Boiled Alive
Jan 5 2025
It’s the word “feel” that throws things off.
The difference between sensing pain
— retracting, withdrawing, learning to avoid —
and the emotional distress
that scars and alters you.
Between sensation
and sentience.
Like the lobster
I boil alive.
The swatted fly,
lying on its back, legs thrashing
I put out of its misery.
The cacophony
of bawling, shrieking, crying
wailing and whining
rising up from a world
of constant suffering.
An agony of sound
coming from some hellish depth.
Who can bear the thought?
Better to imagine
they do not feel pain;
that only us and ours
are refined enough
to really “feel”,
while the rest are mere automatons
who simply respond.
How else to survive
when life is zero-sum;
that to live, others must die?
Justifying ourselves
as not in-and-of
but above the world;
not mere animal, or beast of burden
but made in His image,
possessed of a soul,
awarded an afterlife.
That having been granted dominion
and eaten of the apple
of moral choice,
this elevated suffering
is merely what we owe.
Of course they feel. An instrumental response to a painful stimulus devoid of emotion? Then how does learning take place? Because it’s emotion that gives the experience salience, that burns it into memory. Why else would emotion have evolved, and what — if it didn’t exist — could possibly take its place? Or, more simply, what’s the point of feeling without also feeling?
Except for our beloved pets — whom we thoughtlessly anthropomorphize — we deny animals any sentience. Which is convenient, of course, since it saves us from any moral distress arising from our treatment of them.

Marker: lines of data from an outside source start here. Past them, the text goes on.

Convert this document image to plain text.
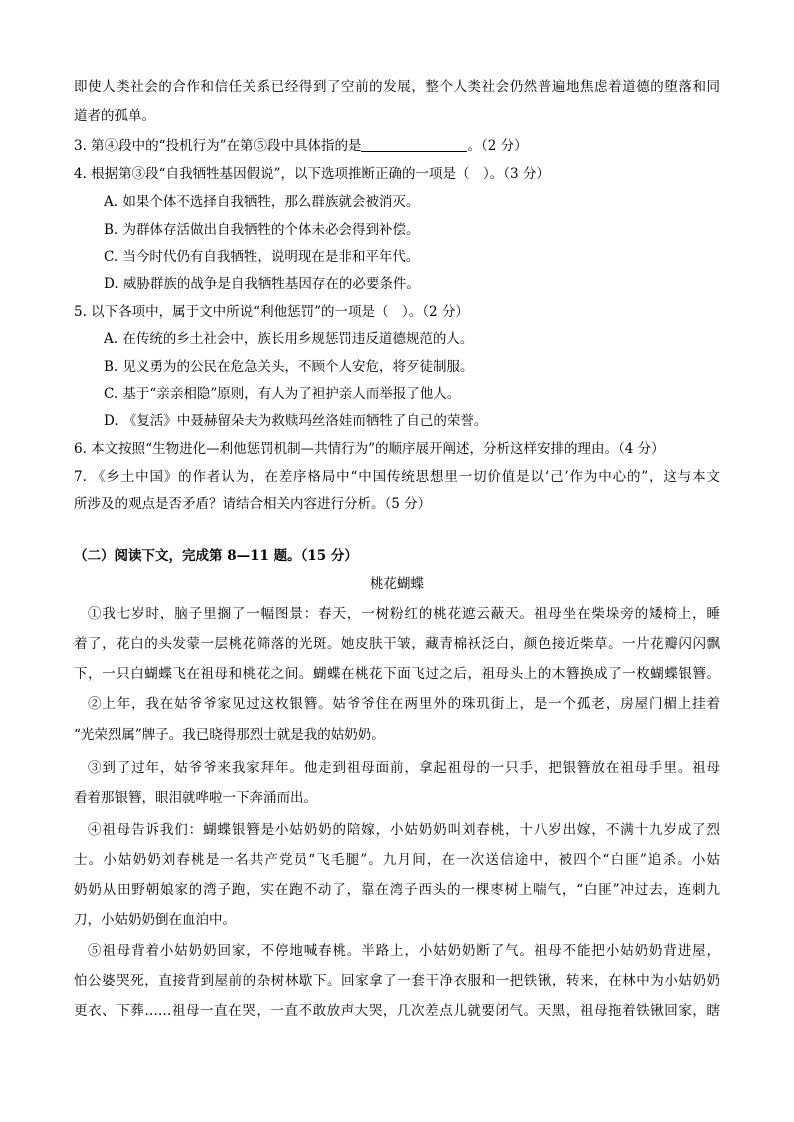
即使人类社会的合作和信任关系已经得到了空前的发展，整个人类社会仍然普遍地焦虑着道德的堕落和同
道者的孤单。
3. 第④段中的“投机行为”在第⑤段中具体指的是	。（2 分）
4. 根据第③段“自我牺牲基因假说”，以下选项推断正确的一项是（　）。（3 分）
A. 如果个体不选择自我牺牲，那么群族就会被消灭。
B. 为群体存活做出自我牺牲的个体未必会得到补偿。
C. 当今时代仍有自我牺牲，说明现在是非和平年代。
D. 威胁群族的战争是自我牺牲基因存在的必要条件。
5. 以下各项中，属于文中所说“利他惩罚”的一项是（　）。（2 分）
A. 在传统的乡土社会中，族长用乡规惩罚违反道德规范的人。
B. 见义勇为的公民在危急关头，不顾个人安危，将歹徒制服。
C. 基于“亲亲相隐”原则，有人为了袒护亲人而举报了他人。
D. 《复活》中聂赫留朵夫为救赎玛丝洛娃而牺牲了自己的荣誉。
6. 本文按照“生物进化—利他惩罚机制—共情行为”的顺序展开阐述，分析这样安排的理由。（4 分）
7. 《乡土中国》的作者认为，在差序格局中“中国传统思想里一切价值是以‘己’作为中心的”，这与本文
所涉及的观点是否矛盾？请结合相关内容进行分析。（5 分）
（二）阅读下文，完成第 8—11 题。（15 分）
桃花蝴蝶
①我七岁时，脑子里搁了一幅图景：春天，一树粉红的桃花遮云蔽天。祖母坐在柴垛旁的矮椅上，睡
着了，花白的头发蒙一层桃花筛落的光斑。她皮肤干皱，藏青棉袄泛白，颜色接近柴草。一片花瓣闪闪飘
下，一只白蝴蝶飞在祖母和桃花之间。蝴蝶在桃花下面飞过之后，祖母头上的木簪换成了一枚蝴蝶银簪。
②上年，我在姑爷爷家见过这枚银簪。姑爷爷住在两里外的珠玑街上，是一个孤老，房屋门楣上挂着
“光荣烈属”牌子。我已晓得那烈士就是我的姑奶奶。
③到了过年，姑爷爷来我家拜年。他走到祖母面前，拿起祖母的一只手，把银簪放在祖母手里。祖母
看着那银簪，眼泪就哗啦一下奔涌而出。
④祖母告诉我们：蝴蝶银簪是小姑奶奶的陪嫁，小姑奶奶叫刘春桃，十八岁出嫁，不满十九岁成了烈
士。小姑奶奶刘春桃是一名共产党员“飞毛腿”。九月间，在一次送信途中，被四个“白匪”追杀。小姑
奶奶从田野朝娘家的湾子跑，实在跑不动了，靠在湾子西头的一棵枣树上喘气，“白匪”冲过去，连刺九
刀，小姑奶奶倒在血泊中。
⑤祖母背着小姑奶奶回家，不停地喊春桃。半路上，小姑奶奶断了气。祖母不能把小姑奶奶背进屋，
怕公婆哭死，直接背到屋前的杂树林歇下。回家拿了一套干净衣服和一把铁锹，转来，在林中为小姑奶奶
更衣、下葬……祖母一直在哭，一直不敢放声大哭，几次差点儿就要闭气。天黑，祖母拖着铁锹回家，瞎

Why do we persist in separating ourselves from nature, in denying our animalness? And what role does conventional religion play in this world view? Traditional animistic beliefs had a more humble view of our place in the world. But the great monotheisms elevated us, brought us closer to their God. We were given dominion, endowed with right and wrong, possessed of souls. Nature was to be conquered and tamed, not co-existed with.
I’m reminded of what passed for conventional wisdom in the early 20th century: that human babies do not feel pain; that anaesthesia was unnecessary. We look back amazed at such foolishness.
Yet we’re guilty of the same, and future generations will look back and be just as baffled by our obtuseness.